The Pope sounds exactly like our Founding fathers....the need to believe our rights come from the Creator, and for all the Founders, virtue was synonymous with happiness—you can’t have happiness without virtue—not possible.
The Catholic Church aligned their beliefs to Natural Law through the brilliance of Thomas Aquinas which is the foundation of all our laws and rights.
Things which are against Natural Law can NOT be sanctioned—it is understood that laws that go against Natural Law are unjust. Progressives lie and say that Natural Law can “evolve” just like the Constitution.
Most atheists are not overly concerned with what other people believe, and mostly just want to be left alone without having someone try to shove religion down their throat. As an atheist I’ve never had a problem with most religious folks, other than a few truly offensive ones, and never felt any particular desire to try to talk other people out of their faith.

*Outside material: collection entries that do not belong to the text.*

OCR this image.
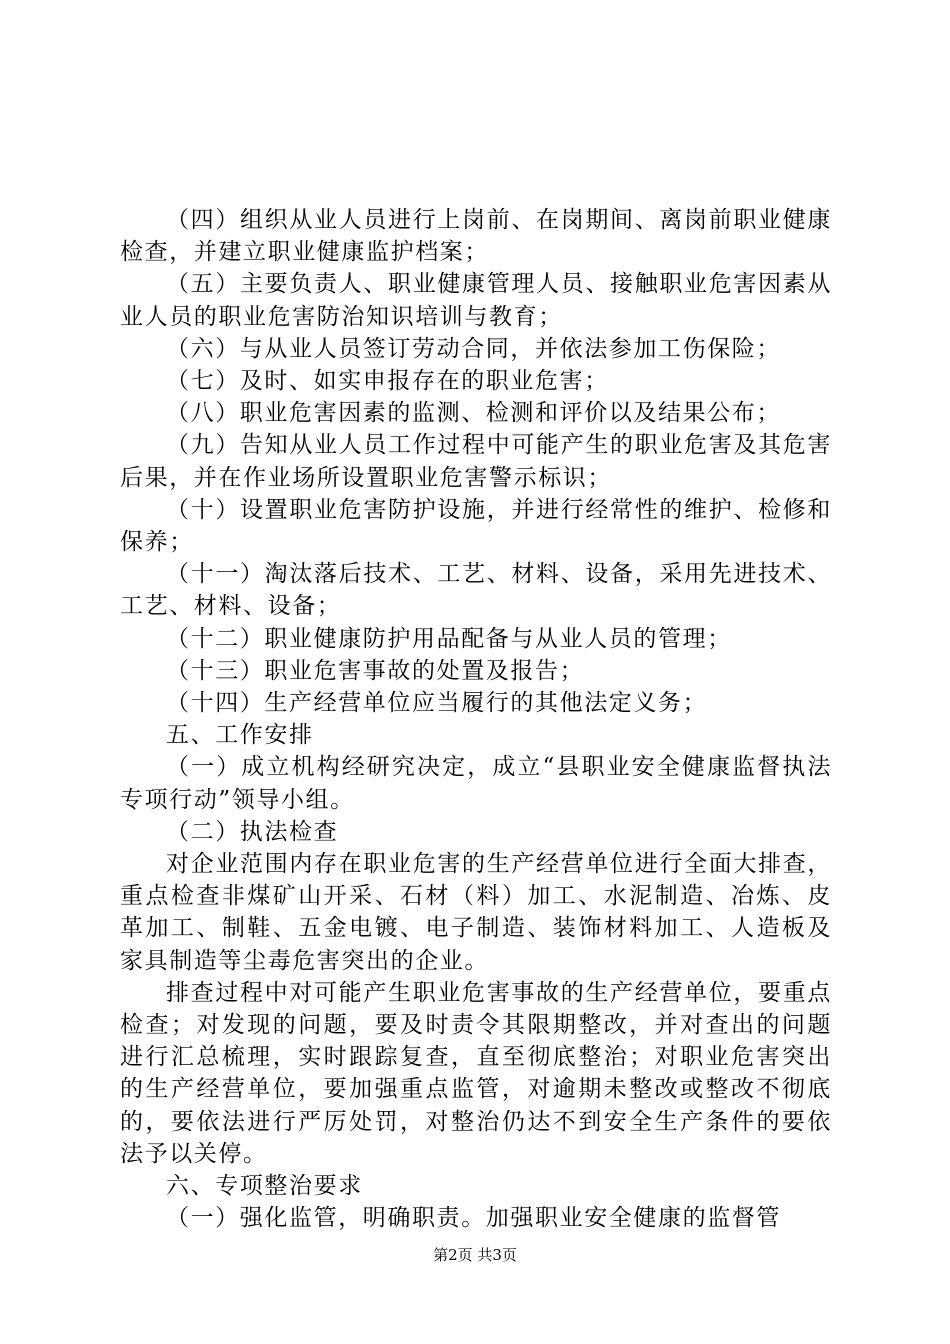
（四）组织从业人员进行上岗前、在岗期间、离岗前职业健康检查，并建立职业健康监护档案；

（五）主要负责人、职业健康管理人员、接触职业危害因素从业人员的职业危害防治知识培训与教育；

（六）与从业人员签订劳动合同，并依法参加工伤保险；

（七）及时、如实申报存在的职业危害；

（八）职业危害因素的监测、检测和评价以及结果公布；

（九）告知从业人员工作过程中可能产生的职业危害及其危害后果，并在作业场所设置职业危害警示标识；

（十）设置职业危害防护设施，并进行经常性的维护、检修和保养；

（十一）淘汰落后技术、工艺、材料、设备，采用先进技术、工艺、材料、设备；

（十二）职业健康防护用品配备与从业人员的管理；

（十三）职业危害事故的处置及报告；

（十四）生产经营单位应当履行的其他法定义务；

五、工作安排

（一）成立机构经研究决定，成立“县职业安全健康监督执法专项行动”领导小组。

（二）执法检查

对企业范围内存在职业危害的生产经营单位进行全面大排查，重点检查非煤矿山开采、石材（料）加工、水泥制造、冶炼、皮革加工、制鞋、五金电镀、电子制造、装饰材料加工、人造板及家具制造等尘毒危害突出的企业。

排查过程中对可能产生职业危害事故的生产经营单位，要重点检查；对发现的问题，要及时责令其限期整改，并对查出的问题进行汇总梳理，实时跟踪复查，直至彻底整治；对职业危害突出的生产经营单位，要加强重点监管，对逾期未整改或整改不彻底的，要依法进行严厉处罚，对整治仍达不到安全生产条件的要依法予以关停。

六、专项整治要求

（一）强化监管，明确职责。加强职业安全健康的监督管

第2页 共3页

Unlike a lot of people on this forum, I don’t lump all religious people in with the relatively few who are truly aggressive or offensive. Not that we get much respect from a lot of those people, who would rather judge people by what they claim to believe than by their actions.
That Hitler had "issues" is beyond dispute but madman is a dangerously dismissive term used to describe a man who came very close to winning the war.
Absolutely. But the Pope is talking to us in the UK, and (like a gracious guest) is commending our part in the fight against the Nazis.
If he'd been visiting Finland, I guess he would have used the USSR as an example instead.
I hear you, and it is indeed profoundly dangerous to dismiss madmen. Some form of madnesses do not reduce a man’s power to do evil: rather they enhance them.
Hitler was (debatably) a paranoiac monomaniac who ruthlessly gained control of the German War Machine.
His madness made him more dangerous and capable. Whereas if he had believed he was a goldfish, he wouldn’t have been dangerous.
We can see this again today. Ahmadinejad is Hitler’s heir: a genocidal realist, paranoid and monomaniac. Is he safer because he is monomanically focused on destroying the Jews? Is he less able to do evil because he is a ‘magical’ thinker who believes that he is the central figure of Islamic prophecy?
Indeed not. We recognize that both men were less than men in certain ways: e.g. their reduced insight. But they possess (or possessed) the very qualities that make a man dangerous in war - and pitiable in peace.
Well written post. Thanks.
Well said as usual.
What did he say about Fundamentalist Muslims?